Now, Brinton’s research, 60 years in the making, will finally be published thanks to his Scripps colleagues who picked up where his typewritten rough draft began and completed the analyses. Using earlier contributions from the late Scripps researcher Margaret Knight, they will publish the research in Brinton’s honor in the March 2013 issue of the Journal of Crustacean Biology.
“Ed didn’t have quite enough specimens to finish the morphological analysis that was required,” said Annie Townsend, a longtime colleague of Brinton’s who is a former collection manager for the Scripps Pelagic Invertebrate Collection and coauthor of the new paper. “We decided to complete the work he started because we knew we could piece it together with the resources in the collection.”
Taking up where Brinton left off, Townsend and Mark Ohman, curator of the Pelagic Invertebrate Collection, finished the job of detailing Thysanopoda egregia’s early life history.

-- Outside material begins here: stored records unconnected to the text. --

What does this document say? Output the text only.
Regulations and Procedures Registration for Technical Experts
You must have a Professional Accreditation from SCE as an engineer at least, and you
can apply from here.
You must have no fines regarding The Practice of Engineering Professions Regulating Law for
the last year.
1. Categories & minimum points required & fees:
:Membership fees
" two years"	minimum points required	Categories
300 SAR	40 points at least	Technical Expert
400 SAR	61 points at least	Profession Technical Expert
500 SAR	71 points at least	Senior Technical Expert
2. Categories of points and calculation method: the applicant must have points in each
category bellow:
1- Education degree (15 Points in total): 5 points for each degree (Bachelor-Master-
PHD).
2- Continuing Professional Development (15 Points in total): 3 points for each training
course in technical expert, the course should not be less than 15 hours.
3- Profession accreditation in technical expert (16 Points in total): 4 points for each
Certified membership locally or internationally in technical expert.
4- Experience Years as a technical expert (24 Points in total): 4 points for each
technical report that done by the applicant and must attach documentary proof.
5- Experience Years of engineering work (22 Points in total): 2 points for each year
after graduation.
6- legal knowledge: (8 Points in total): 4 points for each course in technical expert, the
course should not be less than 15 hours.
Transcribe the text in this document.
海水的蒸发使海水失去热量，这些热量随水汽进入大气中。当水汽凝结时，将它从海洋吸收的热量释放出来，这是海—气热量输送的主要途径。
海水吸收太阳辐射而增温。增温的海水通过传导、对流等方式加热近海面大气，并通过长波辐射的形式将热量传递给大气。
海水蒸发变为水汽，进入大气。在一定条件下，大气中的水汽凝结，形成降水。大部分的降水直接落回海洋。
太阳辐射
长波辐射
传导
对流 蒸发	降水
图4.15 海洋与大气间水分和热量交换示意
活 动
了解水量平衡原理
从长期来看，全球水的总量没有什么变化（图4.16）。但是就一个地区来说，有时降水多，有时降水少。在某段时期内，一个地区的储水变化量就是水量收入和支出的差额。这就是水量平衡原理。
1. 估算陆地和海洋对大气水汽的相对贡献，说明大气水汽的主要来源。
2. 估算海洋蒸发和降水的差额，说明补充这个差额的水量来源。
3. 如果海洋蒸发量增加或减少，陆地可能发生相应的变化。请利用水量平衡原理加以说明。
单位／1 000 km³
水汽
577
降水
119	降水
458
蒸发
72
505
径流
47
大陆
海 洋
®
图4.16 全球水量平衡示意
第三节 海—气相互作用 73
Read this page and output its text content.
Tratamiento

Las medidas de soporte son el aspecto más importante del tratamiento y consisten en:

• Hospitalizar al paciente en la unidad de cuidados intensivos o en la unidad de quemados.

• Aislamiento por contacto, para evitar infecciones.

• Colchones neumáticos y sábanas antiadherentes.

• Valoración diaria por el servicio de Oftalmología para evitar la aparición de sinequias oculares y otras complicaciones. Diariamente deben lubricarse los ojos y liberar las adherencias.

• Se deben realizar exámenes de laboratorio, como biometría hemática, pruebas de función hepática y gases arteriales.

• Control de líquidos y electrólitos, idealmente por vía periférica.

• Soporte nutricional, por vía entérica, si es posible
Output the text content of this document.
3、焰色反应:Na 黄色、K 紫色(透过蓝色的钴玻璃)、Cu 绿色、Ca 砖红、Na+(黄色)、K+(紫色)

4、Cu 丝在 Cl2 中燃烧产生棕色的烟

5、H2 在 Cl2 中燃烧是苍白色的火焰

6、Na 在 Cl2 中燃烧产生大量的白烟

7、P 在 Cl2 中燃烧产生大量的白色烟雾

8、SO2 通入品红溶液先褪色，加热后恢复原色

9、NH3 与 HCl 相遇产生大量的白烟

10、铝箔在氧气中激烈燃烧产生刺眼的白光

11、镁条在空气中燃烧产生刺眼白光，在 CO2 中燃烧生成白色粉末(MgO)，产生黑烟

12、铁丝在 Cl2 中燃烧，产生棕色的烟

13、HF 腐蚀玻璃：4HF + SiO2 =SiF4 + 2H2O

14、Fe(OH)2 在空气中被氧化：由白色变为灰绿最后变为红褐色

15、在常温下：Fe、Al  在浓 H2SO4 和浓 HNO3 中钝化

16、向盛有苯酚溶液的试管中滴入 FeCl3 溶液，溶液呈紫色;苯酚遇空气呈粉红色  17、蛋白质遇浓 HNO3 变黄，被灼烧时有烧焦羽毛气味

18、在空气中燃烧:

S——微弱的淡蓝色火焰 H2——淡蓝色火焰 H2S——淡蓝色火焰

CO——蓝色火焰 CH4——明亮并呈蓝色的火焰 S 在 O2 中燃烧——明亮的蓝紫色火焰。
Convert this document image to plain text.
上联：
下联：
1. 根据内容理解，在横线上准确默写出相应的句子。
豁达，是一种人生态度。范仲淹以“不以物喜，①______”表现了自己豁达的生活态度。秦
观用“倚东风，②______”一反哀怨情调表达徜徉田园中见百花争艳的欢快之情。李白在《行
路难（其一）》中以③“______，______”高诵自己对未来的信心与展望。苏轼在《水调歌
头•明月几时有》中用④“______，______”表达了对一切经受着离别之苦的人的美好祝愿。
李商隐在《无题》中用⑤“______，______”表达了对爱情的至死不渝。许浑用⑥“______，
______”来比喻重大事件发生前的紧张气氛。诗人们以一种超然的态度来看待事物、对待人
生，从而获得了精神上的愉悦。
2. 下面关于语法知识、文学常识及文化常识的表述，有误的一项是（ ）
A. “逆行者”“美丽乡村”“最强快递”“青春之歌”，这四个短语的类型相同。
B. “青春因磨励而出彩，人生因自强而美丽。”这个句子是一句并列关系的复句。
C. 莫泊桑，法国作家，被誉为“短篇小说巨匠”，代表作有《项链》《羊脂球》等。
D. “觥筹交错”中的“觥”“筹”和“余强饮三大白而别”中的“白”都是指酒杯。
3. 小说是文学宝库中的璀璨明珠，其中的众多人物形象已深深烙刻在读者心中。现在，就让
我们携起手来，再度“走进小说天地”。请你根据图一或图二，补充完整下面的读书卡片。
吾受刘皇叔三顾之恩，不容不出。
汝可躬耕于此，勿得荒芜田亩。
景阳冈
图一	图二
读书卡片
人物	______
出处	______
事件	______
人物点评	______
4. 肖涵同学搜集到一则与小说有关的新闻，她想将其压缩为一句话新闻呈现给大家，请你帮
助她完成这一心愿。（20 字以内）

They modified parts of Brinton’s work, added two life stages that completed the progression of development, augmented Brinton’s early illustration of the species, and completed a worldwide map of its biogeographic distribution.
Critical to the work was the California Cooperative Oceanic Fisheries Investigations (CalCOFI), a 64-year monitoring program based at Scripps that provides samples for Scripps’s Oceanographic Collections, including many of the rare specimens required to complete the new paper.
“You can’t go anywhere else in the world to get the samples of these critters that were required,” said Townsend, “except here in the Pelagic Invertebrate Collection.”
“This is curiosity-based research, striving to understand the basic diversity of life in the ocean,” said Ohman. “This provides the raw materials for future studies and it was driven by curiosity about what’s out there and how it fits into the deep-sea community.”